In many areas of Africa and Asia, the different types of millet are the most important food.

The various species called millet were initially domesticated in different parts of the world most notably East Asia, South Asia, West Africa, and East Africa. However, the domesticated varieties have often spread well beyond their initial area.

Production

Millet is a tropical/semi tropical crop that grows under dry high temperature, and needs an annual rainfall of 40 cm-60 cm for optimum growth. Millet is a warm climate plant which does not need rainfall and can be cultivated even in most arid lands. It grows best in regions that surround Sahara and will not reach maximum height in cool climate.

Its ability to grow in difficult production environment such as those in risk of drought makes it very common in dry and drought areas like Africa and Asia. The areas of production in Nigeria are Kaduna, Yobe, Kano and Borno states.

Pearl millet is the most cultivated millet, grown predominantly in India and parts of Africa. Millet grows well in sandy soil being a drought-tolerant crop. Millets attain maturity between 4–6 months after planting date, depending on the variety, and can be harvested either by hand or mechanically.

Most millet have excellent storage properties and can be kept for up to 4–5 years even in simple storage facilities, such as traditional granaries as their seeds are protected from insect attack by the hard hull covering the endosperm.

Applications

Millets are major food sources in arid and semiarid regions of the world, and feature in the traditional cuisine of many others. In western India, sorghum has been commonly used with millet flour for hundreds of years to make the local staple, hand-rolled flat bread. Another cereal grain popularly used in rural areas and by poor people to consume as a staple in the form of roti. Millet porridge is a traditional food in Russian, German, and Chinese cuisine.

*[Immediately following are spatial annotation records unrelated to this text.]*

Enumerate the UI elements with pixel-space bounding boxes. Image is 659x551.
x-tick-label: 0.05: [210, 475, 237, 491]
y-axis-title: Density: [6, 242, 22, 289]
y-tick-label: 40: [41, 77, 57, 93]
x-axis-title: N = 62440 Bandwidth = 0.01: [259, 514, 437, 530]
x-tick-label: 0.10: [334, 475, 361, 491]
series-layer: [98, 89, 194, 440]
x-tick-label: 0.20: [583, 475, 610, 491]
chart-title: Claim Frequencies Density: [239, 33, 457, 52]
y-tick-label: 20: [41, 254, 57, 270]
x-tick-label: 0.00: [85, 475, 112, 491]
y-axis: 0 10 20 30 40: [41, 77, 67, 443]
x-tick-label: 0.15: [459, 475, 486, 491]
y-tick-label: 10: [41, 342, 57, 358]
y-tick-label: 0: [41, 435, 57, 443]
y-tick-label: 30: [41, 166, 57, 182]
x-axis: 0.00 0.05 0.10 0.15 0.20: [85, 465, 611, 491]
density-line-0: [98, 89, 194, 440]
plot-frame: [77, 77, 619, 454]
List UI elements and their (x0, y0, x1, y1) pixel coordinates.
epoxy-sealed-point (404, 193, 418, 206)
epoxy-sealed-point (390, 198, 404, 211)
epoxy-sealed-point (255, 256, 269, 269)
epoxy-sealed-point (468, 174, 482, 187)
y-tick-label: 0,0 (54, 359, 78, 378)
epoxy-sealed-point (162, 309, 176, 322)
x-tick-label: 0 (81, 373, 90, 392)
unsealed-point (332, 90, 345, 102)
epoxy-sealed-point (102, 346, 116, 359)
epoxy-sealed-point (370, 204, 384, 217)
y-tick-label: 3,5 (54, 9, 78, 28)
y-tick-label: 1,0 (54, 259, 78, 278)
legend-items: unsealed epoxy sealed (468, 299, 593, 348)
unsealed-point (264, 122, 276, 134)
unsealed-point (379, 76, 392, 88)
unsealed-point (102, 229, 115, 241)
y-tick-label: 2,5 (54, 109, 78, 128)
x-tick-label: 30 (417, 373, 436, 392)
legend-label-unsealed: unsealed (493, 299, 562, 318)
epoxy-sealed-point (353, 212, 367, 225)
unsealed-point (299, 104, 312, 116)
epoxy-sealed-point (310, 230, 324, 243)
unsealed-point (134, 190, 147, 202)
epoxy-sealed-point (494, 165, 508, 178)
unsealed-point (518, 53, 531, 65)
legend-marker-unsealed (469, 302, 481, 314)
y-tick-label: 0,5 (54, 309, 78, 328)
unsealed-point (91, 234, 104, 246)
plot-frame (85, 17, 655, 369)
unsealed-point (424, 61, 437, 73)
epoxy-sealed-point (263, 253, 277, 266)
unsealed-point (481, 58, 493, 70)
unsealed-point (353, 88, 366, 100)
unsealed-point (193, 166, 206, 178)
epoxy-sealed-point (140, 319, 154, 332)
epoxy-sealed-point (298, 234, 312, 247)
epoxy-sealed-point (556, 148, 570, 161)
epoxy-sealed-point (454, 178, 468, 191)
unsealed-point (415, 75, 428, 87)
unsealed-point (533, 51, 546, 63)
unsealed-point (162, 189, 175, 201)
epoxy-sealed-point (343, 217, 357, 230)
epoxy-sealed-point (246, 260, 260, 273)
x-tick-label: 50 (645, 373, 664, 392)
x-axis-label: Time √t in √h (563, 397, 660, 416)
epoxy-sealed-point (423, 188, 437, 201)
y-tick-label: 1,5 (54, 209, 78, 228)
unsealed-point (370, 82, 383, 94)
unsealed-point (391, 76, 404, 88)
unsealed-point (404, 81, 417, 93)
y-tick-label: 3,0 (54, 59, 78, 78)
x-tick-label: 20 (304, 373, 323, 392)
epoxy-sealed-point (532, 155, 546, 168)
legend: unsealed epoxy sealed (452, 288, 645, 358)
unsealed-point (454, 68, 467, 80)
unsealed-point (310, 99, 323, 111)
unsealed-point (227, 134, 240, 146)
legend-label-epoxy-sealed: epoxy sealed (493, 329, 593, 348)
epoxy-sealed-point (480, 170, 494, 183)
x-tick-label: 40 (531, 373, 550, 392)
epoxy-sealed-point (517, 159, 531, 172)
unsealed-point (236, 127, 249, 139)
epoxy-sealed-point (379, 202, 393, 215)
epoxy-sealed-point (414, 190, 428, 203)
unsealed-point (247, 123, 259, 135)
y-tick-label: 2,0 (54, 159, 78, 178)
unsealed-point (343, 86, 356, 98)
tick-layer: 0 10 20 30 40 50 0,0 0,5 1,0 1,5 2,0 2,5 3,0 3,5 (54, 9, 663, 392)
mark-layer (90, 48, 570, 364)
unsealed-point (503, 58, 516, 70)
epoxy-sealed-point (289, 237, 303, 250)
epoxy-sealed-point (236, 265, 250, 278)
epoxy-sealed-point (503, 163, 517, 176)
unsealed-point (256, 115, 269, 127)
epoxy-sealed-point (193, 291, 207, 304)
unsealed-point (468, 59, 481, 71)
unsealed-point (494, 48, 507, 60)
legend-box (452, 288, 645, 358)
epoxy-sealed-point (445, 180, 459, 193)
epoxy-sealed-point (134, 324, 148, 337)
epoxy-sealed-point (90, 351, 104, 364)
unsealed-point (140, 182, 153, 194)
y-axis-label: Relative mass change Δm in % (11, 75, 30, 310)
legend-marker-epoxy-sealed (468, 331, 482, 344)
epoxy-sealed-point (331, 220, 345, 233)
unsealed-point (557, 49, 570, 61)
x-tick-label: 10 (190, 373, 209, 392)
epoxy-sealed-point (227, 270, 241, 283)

The top national consumer of millet is India, followed by Niger and China. About 40 percent of global consumption is held collectively by African countries like Nigeria, Mali, Burkina Faso and Sudan. An estimated 80 percent of the world’s millet, and as much as 95 percent when just accounting for African and Asian consumption, is used as food. The remaining percent is used for livestock feed production, beer production – in India, various alcoholic beverages are produced from millets, where it is also the base ingredient for the distilled liquor rakshi – and other applications such as the local milk drinks in Nigeria.

People affected by gluten-related disorders, such as coeliac disease, non-celiac gluten sensitivity and wheat allergy sufferers who need a gluten-free diet, can replace gluten-containing cereals in their diets with millet. However, while millet does not contain gluten, its grains and flour may be contaminated with gluten-containing cereals.

Price factors

According to Medium.com, millet is generally consumed in the region where it is produced. In other words, global trade is quite low, relatively speaking. Sales are expected to remain high as top and leading companies in the food industry are focusing on providing millet-based food globally due to its numerous health benefits.